Maybe that's why he's so strict about it lol!!!!   He is truly a great guy, and an excellent father, just maybe not the person you want hovering around when you want some kissing pictures lol!


----------



## ronlane (Aug 19, 2015)

twocolor said:


> baturn said:
> 
> 
> > Eight daughters? I guess he wasn't always against snuggling and kissing.
> ...



Sorry but day of wedding, I hate to tell him but they are going to kiss (and eventually that day) snuggle.


----------



## twocolor (Aug 19, 2015)

ronlane said:


> twocolor said:
> 
> 
> > baturn said:
> ...



I don't think you can guarantee that they are going to kiss and snuggle on their wedding day..... 
hahahaha!!!!  lol!


----------



## JacaRanda (Aug 19, 2015)

I really like #4 & #6.  I bet they are very happy with them.  NICE!


----------



## twocolor (Aug 19, 2015)

JacaRanda said:


> I really like #4 & #6.  I bet they are very happy with them.  NICE!

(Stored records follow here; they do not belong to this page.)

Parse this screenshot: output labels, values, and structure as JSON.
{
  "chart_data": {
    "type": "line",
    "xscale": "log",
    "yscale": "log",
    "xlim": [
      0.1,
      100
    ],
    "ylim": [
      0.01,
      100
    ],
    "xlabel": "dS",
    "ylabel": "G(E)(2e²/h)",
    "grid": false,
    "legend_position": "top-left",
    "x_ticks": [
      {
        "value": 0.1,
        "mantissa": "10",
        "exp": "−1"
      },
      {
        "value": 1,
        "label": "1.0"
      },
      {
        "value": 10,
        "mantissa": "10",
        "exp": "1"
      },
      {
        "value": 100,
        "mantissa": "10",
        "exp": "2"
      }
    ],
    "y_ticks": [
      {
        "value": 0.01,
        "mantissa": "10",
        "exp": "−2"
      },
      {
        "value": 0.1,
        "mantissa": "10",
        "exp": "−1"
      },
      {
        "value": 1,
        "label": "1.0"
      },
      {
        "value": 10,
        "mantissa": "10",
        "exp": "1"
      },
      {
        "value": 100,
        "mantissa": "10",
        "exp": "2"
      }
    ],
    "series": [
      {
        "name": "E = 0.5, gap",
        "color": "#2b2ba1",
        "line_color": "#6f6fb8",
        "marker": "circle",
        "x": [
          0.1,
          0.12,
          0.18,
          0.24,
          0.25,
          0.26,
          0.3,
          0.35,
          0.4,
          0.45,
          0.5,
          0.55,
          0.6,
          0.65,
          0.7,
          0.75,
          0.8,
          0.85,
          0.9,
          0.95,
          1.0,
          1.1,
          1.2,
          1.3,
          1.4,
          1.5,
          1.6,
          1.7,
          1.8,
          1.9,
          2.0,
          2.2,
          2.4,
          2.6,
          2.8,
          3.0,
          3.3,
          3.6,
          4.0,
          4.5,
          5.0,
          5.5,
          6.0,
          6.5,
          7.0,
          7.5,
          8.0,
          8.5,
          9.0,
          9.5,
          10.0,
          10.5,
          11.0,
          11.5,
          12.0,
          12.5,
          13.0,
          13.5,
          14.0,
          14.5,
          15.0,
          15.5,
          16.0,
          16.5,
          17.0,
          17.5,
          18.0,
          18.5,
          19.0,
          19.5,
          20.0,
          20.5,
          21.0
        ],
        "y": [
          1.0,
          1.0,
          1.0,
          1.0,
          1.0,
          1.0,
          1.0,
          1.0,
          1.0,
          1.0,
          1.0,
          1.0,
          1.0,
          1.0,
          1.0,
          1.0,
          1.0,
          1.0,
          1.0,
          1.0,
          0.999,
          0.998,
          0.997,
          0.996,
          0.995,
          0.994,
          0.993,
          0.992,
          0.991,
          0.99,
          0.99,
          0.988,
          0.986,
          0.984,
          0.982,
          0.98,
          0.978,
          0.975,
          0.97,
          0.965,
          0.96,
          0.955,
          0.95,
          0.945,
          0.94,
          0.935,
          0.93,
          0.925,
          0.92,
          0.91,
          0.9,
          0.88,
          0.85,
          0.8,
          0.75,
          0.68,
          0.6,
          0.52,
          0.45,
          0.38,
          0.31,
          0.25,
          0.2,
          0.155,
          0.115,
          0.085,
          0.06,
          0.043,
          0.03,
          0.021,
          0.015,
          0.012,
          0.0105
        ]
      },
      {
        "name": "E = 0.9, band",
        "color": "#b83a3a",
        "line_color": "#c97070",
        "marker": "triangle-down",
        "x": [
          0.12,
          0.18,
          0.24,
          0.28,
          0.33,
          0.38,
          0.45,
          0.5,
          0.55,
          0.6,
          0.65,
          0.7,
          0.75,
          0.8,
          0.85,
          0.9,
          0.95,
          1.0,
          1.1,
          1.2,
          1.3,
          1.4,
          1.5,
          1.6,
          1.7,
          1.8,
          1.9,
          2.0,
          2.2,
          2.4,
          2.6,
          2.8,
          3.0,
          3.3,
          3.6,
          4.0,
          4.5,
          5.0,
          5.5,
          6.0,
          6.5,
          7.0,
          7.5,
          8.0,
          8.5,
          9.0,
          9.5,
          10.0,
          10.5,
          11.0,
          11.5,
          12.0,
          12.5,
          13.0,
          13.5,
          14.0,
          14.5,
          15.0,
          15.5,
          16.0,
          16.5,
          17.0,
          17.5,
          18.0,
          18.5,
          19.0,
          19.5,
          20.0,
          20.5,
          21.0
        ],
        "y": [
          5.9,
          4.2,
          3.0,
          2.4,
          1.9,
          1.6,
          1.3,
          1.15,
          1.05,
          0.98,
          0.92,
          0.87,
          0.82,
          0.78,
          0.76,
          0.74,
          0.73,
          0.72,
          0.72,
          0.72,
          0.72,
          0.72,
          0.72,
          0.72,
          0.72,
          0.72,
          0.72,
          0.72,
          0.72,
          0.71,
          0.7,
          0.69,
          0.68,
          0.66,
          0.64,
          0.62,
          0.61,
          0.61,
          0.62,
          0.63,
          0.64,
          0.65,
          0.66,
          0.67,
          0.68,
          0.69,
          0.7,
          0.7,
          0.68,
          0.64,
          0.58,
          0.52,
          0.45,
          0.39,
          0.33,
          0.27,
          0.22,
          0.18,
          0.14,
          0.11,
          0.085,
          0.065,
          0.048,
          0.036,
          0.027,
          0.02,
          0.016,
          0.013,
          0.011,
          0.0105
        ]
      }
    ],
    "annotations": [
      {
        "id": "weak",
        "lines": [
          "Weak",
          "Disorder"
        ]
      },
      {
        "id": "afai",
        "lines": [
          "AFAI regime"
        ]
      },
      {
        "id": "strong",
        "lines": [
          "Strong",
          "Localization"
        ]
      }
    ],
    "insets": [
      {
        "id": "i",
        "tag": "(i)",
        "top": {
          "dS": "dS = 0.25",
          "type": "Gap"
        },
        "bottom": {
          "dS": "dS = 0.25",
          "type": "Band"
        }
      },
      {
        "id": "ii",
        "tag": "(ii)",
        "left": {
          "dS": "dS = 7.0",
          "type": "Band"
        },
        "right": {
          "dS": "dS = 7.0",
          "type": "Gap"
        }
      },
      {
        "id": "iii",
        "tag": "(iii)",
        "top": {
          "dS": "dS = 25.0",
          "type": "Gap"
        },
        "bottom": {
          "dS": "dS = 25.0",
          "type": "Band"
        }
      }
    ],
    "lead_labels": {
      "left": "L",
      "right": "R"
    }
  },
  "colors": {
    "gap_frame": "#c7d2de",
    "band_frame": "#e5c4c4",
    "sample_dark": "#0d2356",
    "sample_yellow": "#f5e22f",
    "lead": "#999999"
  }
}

Thank you!  I love my lighting set-up in #4, I knew the minute I set it up that it was going to be one of my favorites!


----------



## rafa_meira (Aug 20, 2015)

I really liked these shots. In some of them, like the #2, #5 and #5, the bride and the groom show that are really in love.


----------



## Derrel (Aug 20, 2015)

Nice. Very sweet. Ohhhhh, to be so young and beautiful again! Makes me feel so ooooold,seeing those two in bridal pictures and poses!


----------



## ladywanda (Aug 24, 2015)

Beautiful 


Sent from my iPhone using Tapatalk 

WandaP.


----------



## NancyMoranG (Sep 8, 2015)

I think I say the same thing when I see your photos...
"YOU deserve to be in the business". 
Beautiful shots, they will be very happy.


----------



## beagle100 (Sep 9, 2015)

good job on the family shoot


----------



## jcdeboever (Sep 9, 2015)

I like them all, good job. Poor Dad having to pay for 8, Yikes! If the daughters favor the mother's looks, I can see why he produced 8.

Sent from my XT1254 using Tapatalk


----------